The magnanimity of it is breathtaking?
i’m with raff on this. they shouldn’t be rewarded for trying to run out the clock on someones life.
If payments aren’t allowed to descendants, it rewards the governments delays in justice.
Annie.. Because of the delay and games I am with you…. Normally, I would say that the descendants were not entitled…. Take for instance the other provisions of the US 14th amendment….no compensation for property taken….ie human….. This is interesting as the Indian or native Americans are finally getting some justice for lands taken here….
There were many areas in Germany of forced labor…. Including the Volkswagen ….. This was a nazi regime auto company…..

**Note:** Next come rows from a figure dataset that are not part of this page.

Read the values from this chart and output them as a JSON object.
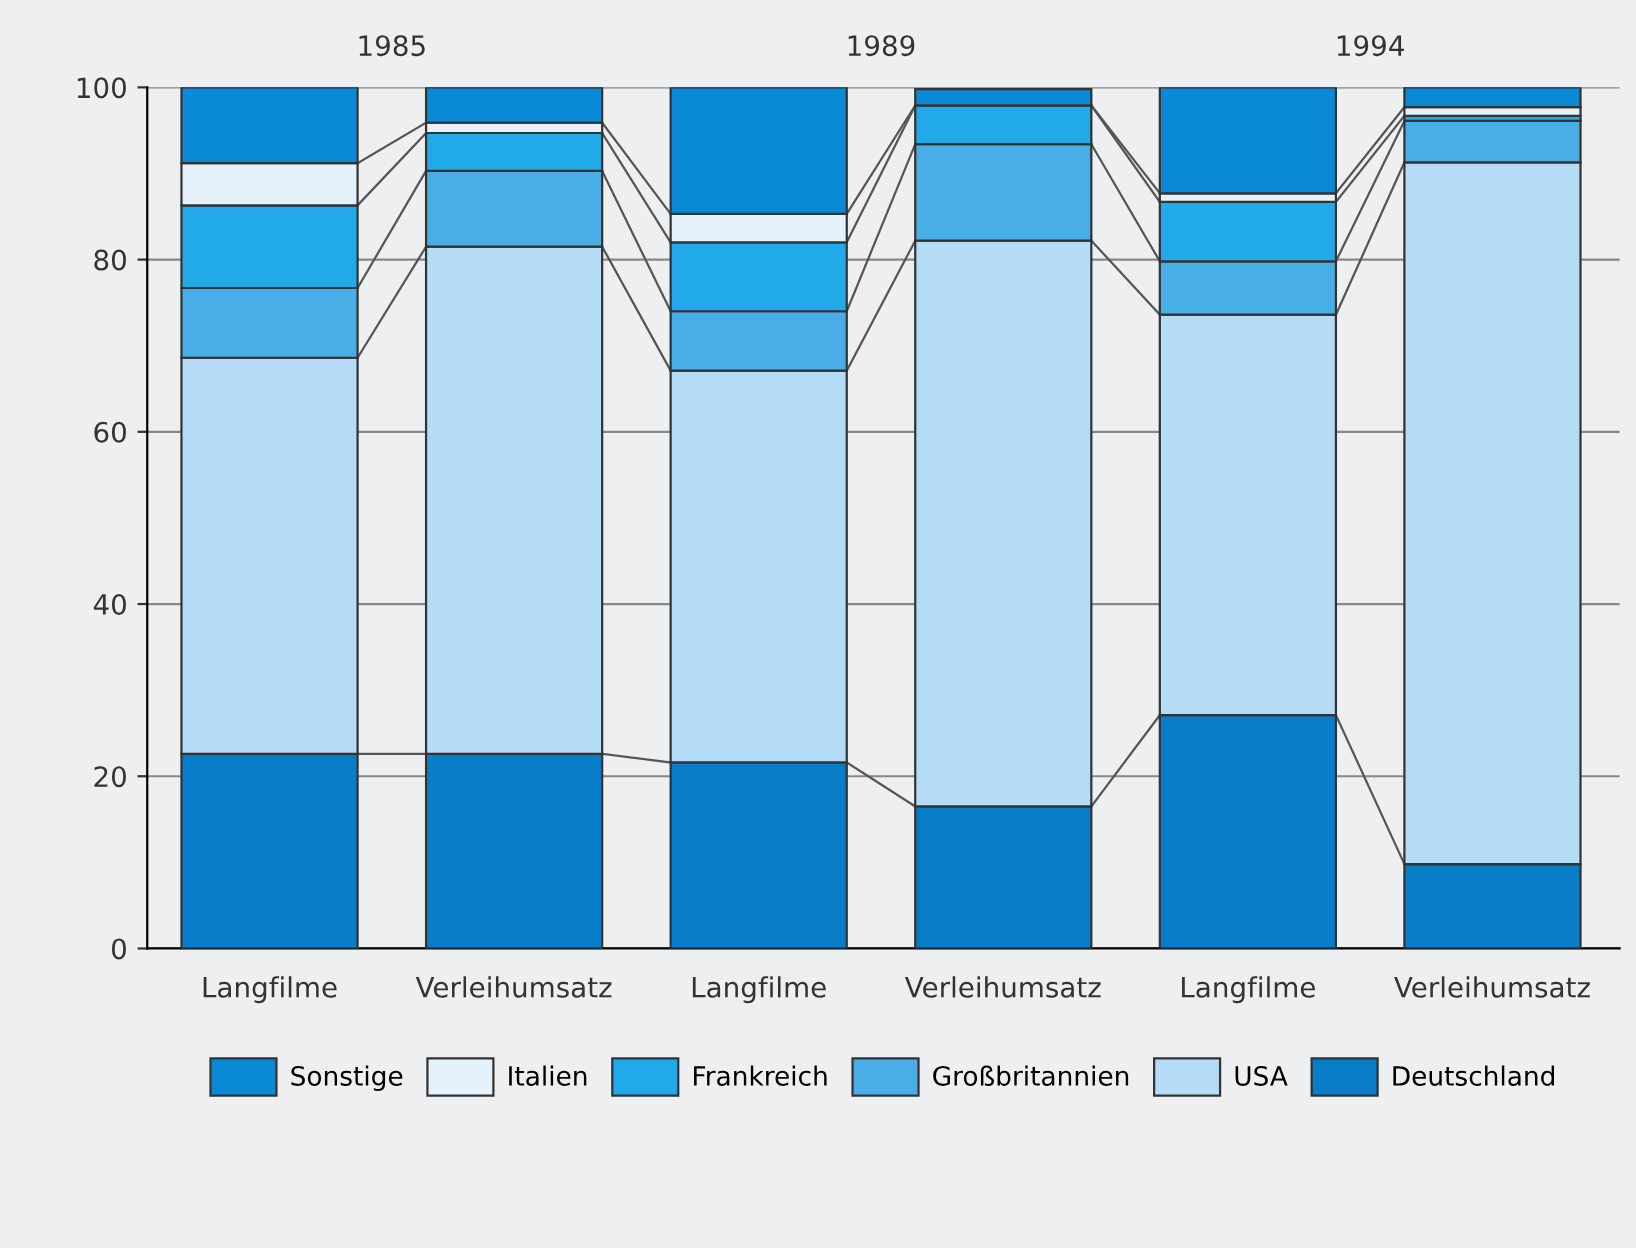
{
  "chart_data": {
    "type": "bar",
    "stacked": true,
    "categories": [
      "Langfilme",
      "Verleihumsatz",
      "Langfilme",
      "Verleihumsatz",
      "Langfilme",
      "Verleihumsatz"
    ],
    "series": [
      {
        "name": "Deutschland",
        "color": "#0a7dc8",
        "values": [
          22.6,
          22.6,
          21.6,
          16.5,
          27.1,
          9.8
        ]
      },
      {
        "name": "USA",
        "color": "#b4dcf6",
        "values": [
          46.0,
          58.9,
          45.5,
          65.7,
          46.5,
          81.5
        ]
      },
      {
        "name": "Großbritannien",
        "color": "#4aaee6",
        "values": [
          8.1,
          8.8,
          6.9,
          11.2,
          6.2,
          4.8
        ]
      },
      {
        "name": "Frankreich",
        "color": "#22a9ea",
        "values": [
          9.6,
          4.4,
          8.0,
          4.5,
          6.9,
          0.6
        ]
      },
      {
        "name": "Italien",
        "color": "#e6f2fb",
        "values": [
          4.9,
          1.2,
          3.3,
          null,
          1.0,
          1.0
        ]
      },
      {
        "name": "Sonstige",
        "color": "#0a8ad6",
        "values": [
          8.8,
          4.1,
          14.7,
          1.9,
          12.3,
          2.3
        ]
      }
    ],
    "annotations": [
      "1985",
      "1989",
      "1994"
    ],
    "ylim": [
      0,
      100
    ],
    "yticks": [
      0,
      20,
      40,
      60,
      80,
      100
    ],
    "grid": "y",
    "legend": "bottom"
  }
}
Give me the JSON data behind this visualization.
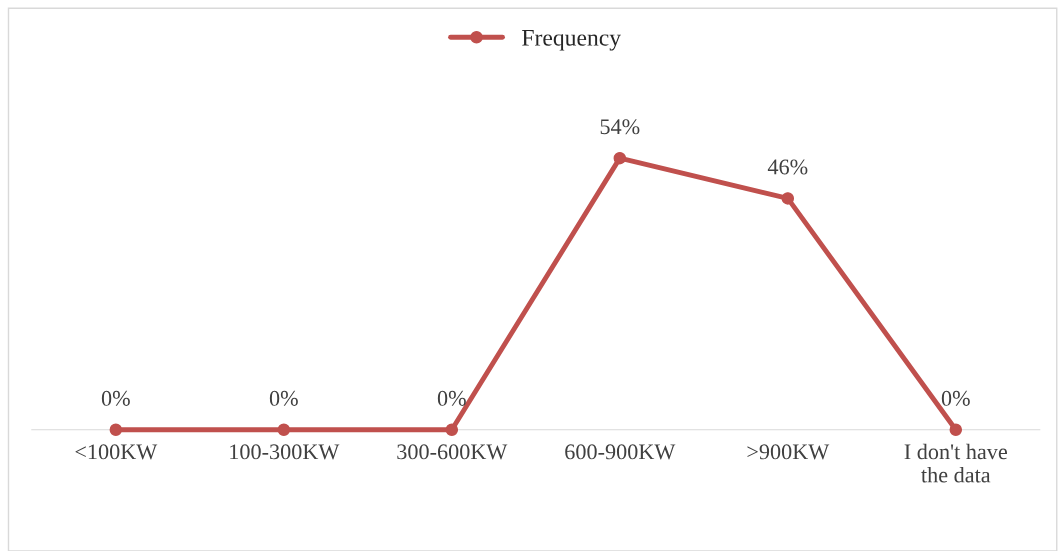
{
  "chart_data": {
    "type": "line",
    "categories": [
      "<100KW",
      "100-300KW",
      "300-600KW",
      "600-900KW",
      ">900KW",
      "I don't have\nthe data"
    ],
    "series": [
      {
        "name": "Frequency",
        "color": "#c0504d",
        "values": [
          0,
          0,
          0,
          54,
          46,
          0
        ],
        "value_labels": [
          "0%",
          "0%",
          "0%",
          "54%",
          "46%",
          "0%"
        ]
      }
    ],
    "marker": "circle",
    "legend": "top",
    "grid": false,
    "tick_labels": "x"
  }
}
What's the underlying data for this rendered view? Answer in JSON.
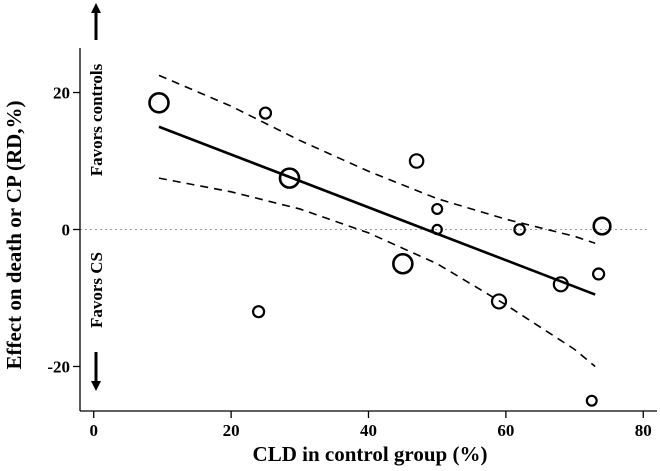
{
  "chart_data": {
    "type": "scatter",
    "title": "",
    "xlabel": "CLD in control group (%)",
    "ylabel": "Effect on death or CP (RD,%)",
    "xlim": [
      -2,
      82
    ],
    "ylim": [
      -26.5,
      26.5
    ],
    "xticks": [
      0,
      20,
      40,
      60,
      80
    ],
    "yticks": [
      -20,
      0,
      20
    ],
    "xtick_labels": [
      "0",
      "20",
      "40",
      "60",
      "80"
    ],
    "ytick_labels": [
      "-20",
      "0",
      "20"
    ],
    "annotations": {
      "favors_controls": "Favors controls",
      "favors_cs": "Favors CS"
    },
    "points": [
      {
        "x": 9.5,
        "y": 18.5,
        "weight": 3
      },
      {
        "x": 25,
        "y": 17,
        "weight": 1
      },
      {
        "x": 28.5,
        "y": 7.5,
        "weight": 3
      },
      {
        "x": 47,
        "y": 10,
        "weight": 1.5
      },
      {
        "x": 50,
        "y": 3,
        "weight": 0.8
      },
      {
        "x": 50,
        "y": 0,
        "weight": 0.7
      },
      {
        "x": 62,
        "y": 0,
        "weight": 0.9
      },
      {
        "x": 74,
        "y": 0.5,
        "weight": 2.3
      },
      {
        "x": 45,
        "y": -5,
        "weight": 3
      },
      {
        "x": 24,
        "y": -12,
        "weight": 1
      },
      {
        "x": 59,
        "y": -10.5,
        "weight": 1.6
      },
      {
        "x": 68,
        "y": -8,
        "weight": 1.6
      },
      {
        "x": 73.5,
        "y": -6.5,
        "weight": 1
      },
      {
        "x": 72.5,
        "y": -25,
        "weight": 0.8
      }
    ],
    "fit_line": {
      "x": [
        9.5,
        73
      ],
      "y": [
        15,
        -9.5
      ]
    },
    "ci_upper": {
      "x": [
        9.5,
        20,
        30,
        40,
        50,
        60,
        70,
        73
      ],
      "y": [
        22.5,
        18,
        13,
        8.5,
        4.5,
        1.5,
        -1,
        -2
      ]
    },
    "ci_lower": {
      "x": [
        9.5,
        20,
        30,
        40,
        50,
        60,
        70,
        73
      ],
      "y": [
        7.5,
        5.5,
        3,
        -0.5,
        -5,
        -11,
        -17.5,
        -20
      ]
    }
  }
}
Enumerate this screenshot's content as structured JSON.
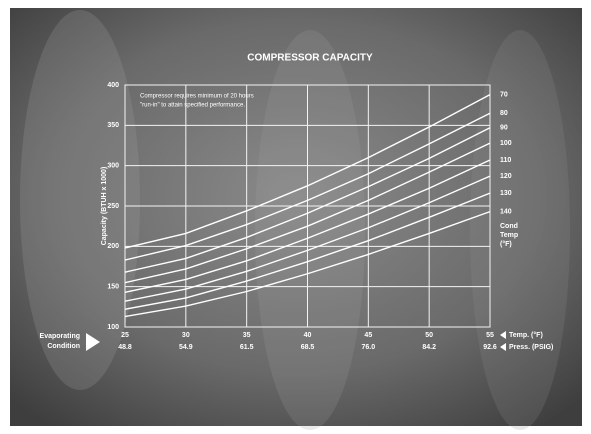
{
  "chart_data": {
    "type": "line",
    "title": "COMPRESSOR CAPACITY",
    "y_label": "Capacity (BTUH x 1000)",
    "annotation": [
      "Compressor requires minimum of 20 hours",
      "\"run-in\" to attain specified performance."
    ],
    "x_label_left": [
      "Evaporating",
      "Condition"
    ],
    "x_label_right": [
      "Temp. (°F)",
      "Press. (PSIG)"
    ],
    "series_title": [
      "Cond",
      "Temp",
      "(°F)"
    ],
    "x": [
      25,
      30,
      35,
      40,
      45,
      50,
      55
    ],
    "xlim": [
      25,
      55
    ],
    "xticks": [
      25,
      30,
      35,
      40,
      45,
      50,
      55
    ],
    "pressure_labels": [
      "48.8",
      "54.9",
      "61.5",
      "68.5",
      "76.0",
      "84.2",
      "92.6"
    ],
    "ylim": [
      100,
      400
    ],
    "yticks": [
      100,
      150,
      200,
      250,
      300,
      350,
      400
    ],
    "grid": true,
    "series": [
      {
        "name": "70",
        "color": "#ffffff",
        "values": [
          198,
          216,
          244,
          275,
          310,
          348,
          388
        ]
      },
      {
        "name": "80",
        "color": "#ffffff",
        "values": [
          183,
          201,
          227,
          257,
          290,
          327,
          365
        ]
      },
      {
        "name": "90",
        "color": "#ffffff",
        "values": [
          168,
          185,
          211,
          241,
          274,
          309,
          347
        ]
      },
      {
        "name": "100",
        "color": "#ffffff",
        "values": [
          155,
          172,
          197,
          225,
          257,
          292,
          328
        ]
      },
      {
        "name": "110",
        "color": "#ffffff",
        "values": [
          143,
          159,
          182,
          210,
          240,
          272,
          307
        ]
      },
      {
        "name": "120",
        "color": "#ffffff",
        "values": [
          132,
          147,
          169,
          195,
          223,
          254,
          287
        ]
      },
      {
        "name": "130",
        "color": "#ffffff",
        "values": [
          122,
          136,
          157,
          181,
          207,
          236,
          266
        ]
      },
      {
        "name": "140",
        "color": "#ffffff",
        "values": [
          113,
          126,
          144,
          166,
          190,
          216,
          243
        ]
      }
    ]
  }
}
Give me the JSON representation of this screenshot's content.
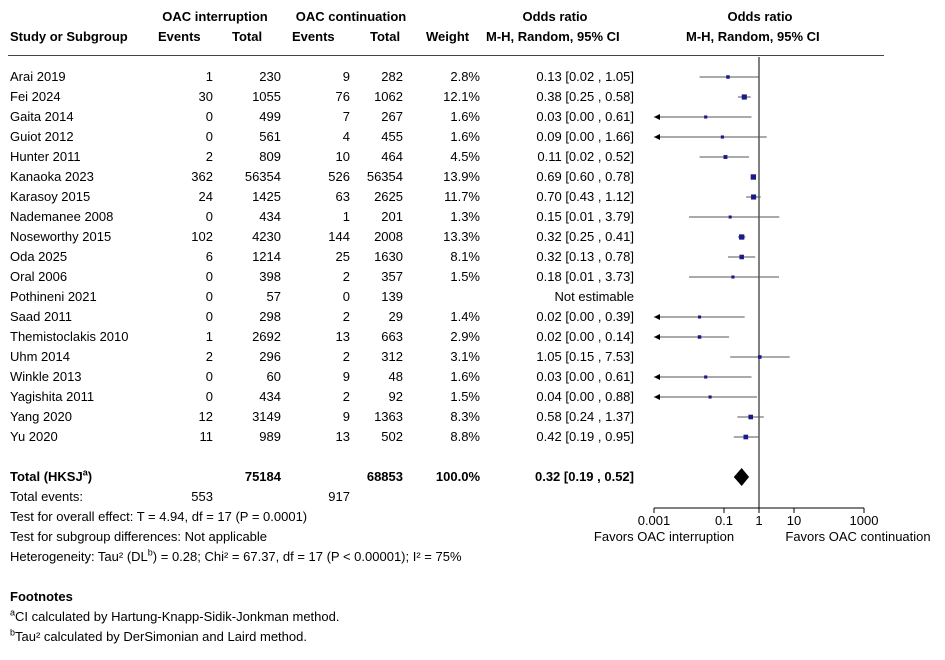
{
  "header": {
    "group1": "OAC interruption",
    "group2": "OAC continuation",
    "or_text_title": "Odds ratio",
    "or_plot_title": "Odds ratio",
    "study": "Study or Subgroup",
    "events1": "Events",
    "total1": "Total",
    "events2": "Events",
    "total2": "Total",
    "weight": "Weight",
    "method_text": "M-H, Random, 95% CI",
    "method_plot": "M-H, Random, 95% CI"
  },
  "studies": [
    {
      "name": "Arai 2019",
      "e1": "1",
      "t1": "230",
      "e2": "9",
      "t2": "282",
      "weight": "2.8%",
      "ci": "0.13 [0.02 , 1.05]"
    },
    {
      "name": "Fei 2024",
      "e1": "30",
      "t1": "1055",
      "e2": "76",
      "t2": "1062",
      "weight": "12.1%",
      "ci": "0.38 [0.25 , 0.58]"
    },
    {
      "name": "Gaita 2014",
      "e1": "0",
      "t1": "499",
      "e2": "7",
      "t2": "267",
      "weight": "1.6%",
      "ci": "0.03 [0.00 , 0.61]"
    },
    {
      "name": "Guiot 2012",
      "e1": "0",
      "t1": "561",
      "e2": "4",
      "t2": "455",
      "weight": "1.6%",
      "ci": "0.09 [0.00 , 1.66]"
    },
    {
      "name": "Hunter 2011",
      "e1": "2",
      "t1": "809",
      "e2": "10",
      "t2": "464",
      "weight": "4.5%",
      "ci": "0.11 [0.02 , 0.52]"
    },
    {
      "name": "Kanaoka 2023",
      "e1": "362",
      "t1": "56354",
      "e2": "526",
      "t2": "56354",
      "weight": "13.9%",
      "ci": "0.69 [0.60 , 0.78]"
    },
    {
      "name": "Karasoy 2015",
      "e1": "24",
      "t1": "1425",
      "e2": "63",
      "t2": "2625",
      "weight": "11.7%",
      "ci": "0.70 [0.43 , 1.12]"
    },
    {
      "name": "Nademanee 2008",
      "e1": "0",
      "t1": "434",
      "e2": "1",
      "t2": "201",
      "weight": "1.3%",
      "ci": "0.15 [0.01 , 3.79]"
    },
    {
      "name": "Noseworthy 2015",
      "e1": "102",
      "t1": "4230",
      "e2": "144",
      "t2": "2008",
      "weight": "13.3%",
      "ci": "0.32 [0.25 , 0.41]"
    },
    {
      "name": "Oda 2025",
      "e1": "6",
      "t1": "1214",
      "e2": "25",
      "t2": "1630",
      "weight": "8.1%",
      "ci": "0.32 [0.13 , 0.78]"
    },
    {
      "name": "Oral 2006",
      "e1": "0",
      "t1": "398",
      "e2": "2",
      "t2": "357",
      "weight": "1.5%",
      "ci": "0.18 [0.01 , 3.73]"
    },
    {
      "name": "Pothineni 2021",
      "e1": "0",
      "t1": "57",
      "e2": "0",
      "t2": "139",
      "weight": "",
      "ci": "Not estimable"
    },
    {
      "name": "Saad 2011",
      "e1": "0",
      "t1": "298",
      "e2": "2",
      "t2": "29",
      "weight": "1.4%",
      "ci": "0.02 [0.00 , 0.39]"
    },
    {
      "name": "Themistoclakis 2010",
      "e1": "1",
      "t1": "2692",
      "e2": "13",
      "t2": "663",
      "weight": "2.9%",
      "ci": "0.02 [0.00 , 0.14]"
    },
    {
      "name": "Uhm 2014",
      "e1": "2",
      "t1": "296",
      "e2": "2",
      "t2": "312",
      "weight": "3.1%",
      "ci": "1.05 [0.15 , 7.53]"
    },
    {
      "name": "Winkle 2013",
      "e1": "0",
      "t1": "60",
      "e2": "9",
      "t2": "48",
      "weight": "1.6%",
      "ci": "0.03 [0.00 , 0.61]"
    },
    {
      "name": "Yagishita 2011",
      "e1": "0",
      "t1": "434",
      "e2": "2",
      "t2": "92",
      "weight": "1.5%",
      "ci": "0.04 [0.00 , 0.88]"
    },
    {
      "name": "Yang 2020",
      "e1": "12",
      "t1": "3149",
      "e2": "9",
      "t2": "1363",
      "weight": "8.3%",
      "ci": "0.58 [0.24 , 1.37]"
    },
    {
      "name": "Yu 2020",
      "e1": "11",
      "t1": "989",
      "e2": "13",
      "t2": "502",
      "weight": "8.8%",
      "ci": "0.42 [0.19 , 0.95]"
    }
  ],
  "total": {
    "label": "Total (HKSJ",
    "sup": "a",
    "label_end": ")",
    "t1": "75184",
    "t2": "68853",
    "weight": "100.0%",
    "ci": "0.32 [0.19 , 0.52]"
  },
  "events": {
    "label": "Total events:",
    "e1": "553",
    "e2": "917"
  },
  "notes": {
    "overall": "Test for overall effect: T = 4.94, df = 17 (P = 0.0001)",
    "subgroup": "Test for subgroup differences: Not applicable",
    "het_pre": "Heterogeneity: Tau² (DL",
    "het_sup": "b",
    "het_post": ") = 0.28; Chi² = 67.37, df = 17 (P < 0.00001); I² = 75%"
  },
  "footnotes": {
    "title": "Footnotes",
    "a_sup": "a",
    "a_text": "CI calculated by Hartung-Knapp-Sidik-Jonkman method.",
    "b_sup": "b",
    "b_text": "Tau² calculated by DerSimonian and Laird method."
  },
  "chart_data": {
    "type": "forest",
    "scale": "log",
    "xlim": [
      0.001,
      1000
    ],
    "ticks": [
      0.001,
      0.1,
      1,
      10,
      1000
    ],
    "tick_labels": [
      "0.001",
      "0.1",
      "1",
      "10",
      "1000"
    ],
    "favors_left": "Favors OAC interruption",
    "favors_right": "Favors OAC continuation",
    "points": [
      {
        "or": 0.13,
        "lo": 0.02,
        "hi": 1.05,
        "w": 2.8
      },
      {
        "or": 0.38,
        "lo": 0.25,
        "hi": 0.58,
        "w": 12.1
      },
      {
        "or": 0.03,
        "lo": 0.0,
        "hi": 0.61,
        "w": 1.6
      },
      {
        "or": 0.09,
        "lo": 0.0,
        "hi": 1.66,
        "w": 1.6
      },
      {
        "or": 0.11,
        "lo": 0.02,
        "hi": 0.52,
        "w": 4.5
      },
      {
        "or": 0.69,
        "lo": 0.6,
        "hi": 0.78,
        "w": 13.9
      },
      {
        "or": 0.7,
        "lo": 0.43,
        "hi": 1.12,
        "w": 11.7
      },
      {
        "or": 0.15,
        "lo": 0.01,
        "hi": 3.79,
        "w": 1.3
      },
      {
        "or": 0.32,
        "lo": 0.25,
        "hi": 0.41,
        "w": 13.3
      },
      {
        "or": 0.32,
        "lo": 0.13,
        "hi": 0.78,
        "w": 8.1
      },
      {
        "or": 0.18,
        "lo": 0.01,
        "hi": 3.73,
        "w": 1.5
      },
      null,
      {
        "or": 0.02,
        "lo": 0.0,
        "hi": 0.39,
        "w": 1.4
      },
      {
        "or": 0.02,
        "lo": 0.0,
        "hi": 0.14,
        "w": 2.9
      },
      {
        "or": 1.05,
        "lo": 0.15,
        "hi": 7.53,
        "w": 3.1
      },
      {
        "or": 0.03,
        "lo": 0.0,
        "hi": 0.61,
        "w": 1.6
      },
      {
        "or": 0.04,
        "lo": 0.0,
        "hi": 0.88,
        "w": 1.5
      },
      {
        "or": 0.58,
        "lo": 0.24,
        "hi": 1.37,
        "w": 8.3
      },
      {
        "or": 0.42,
        "lo": 0.19,
        "hi": 0.95,
        "w": 8.8
      }
    ],
    "total": {
      "or": 0.32,
      "lo": 0.19,
      "hi": 0.52
    },
    "marker_color": "#1a1a8c"
  }
}
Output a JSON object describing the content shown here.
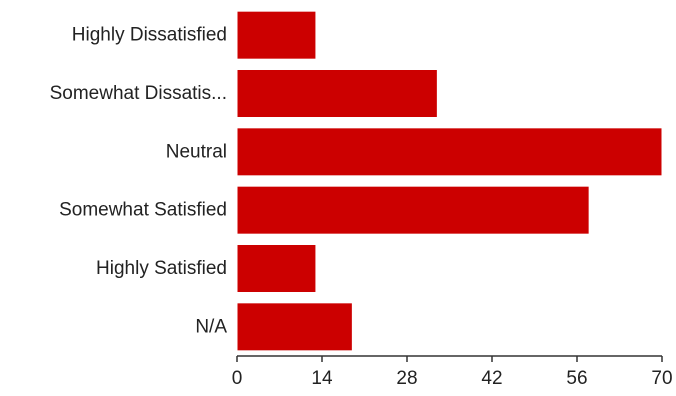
{
  "chart_data": {
    "type": "bar",
    "orientation": "horizontal",
    "categories": [
      "Highly Dissatisfied",
      "Somewhat Dissatis...",
      "Neutral",
      "Somewhat Satisfied",
      "Highly Satisfied",
      "N/A"
    ],
    "values": [
      13,
      33,
      70,
      58,
      13,
      19
    ],
    "xlim": [
      0,
      70
    ],
    "xticks": [
      0,
      14,
      28,
      42,
      56,
      70
    ],
    "title": "",
    "xlabel": "",
    "ylabel": "",
    "grid": false,
    "bar_color": "#cc0000",
    "bar_border_color": "#ffffff"
  }
}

Darren… Excellent article…. I got interested in this subject matter after reading the ultra secret and qbVII….. Absolutely phenomenal… And then with Mike S…. His family history…. And story’s i do recall…. From my own family…..
I am very much against payments to descendants. I am for the pension.
A lump sum to descendants, not payments.
Germany should be giving these pension payouts to next of kin if the ghetto worker has passed away. Germany seems to be doing well financially and it would only a small gesture of reconciliation to these families for the wrong Germany did during those years to them.
Interesting piece. You find a variety of topics. I believe the people who suffered deserve compensation. I do not believe their descendants do. If you get my drift.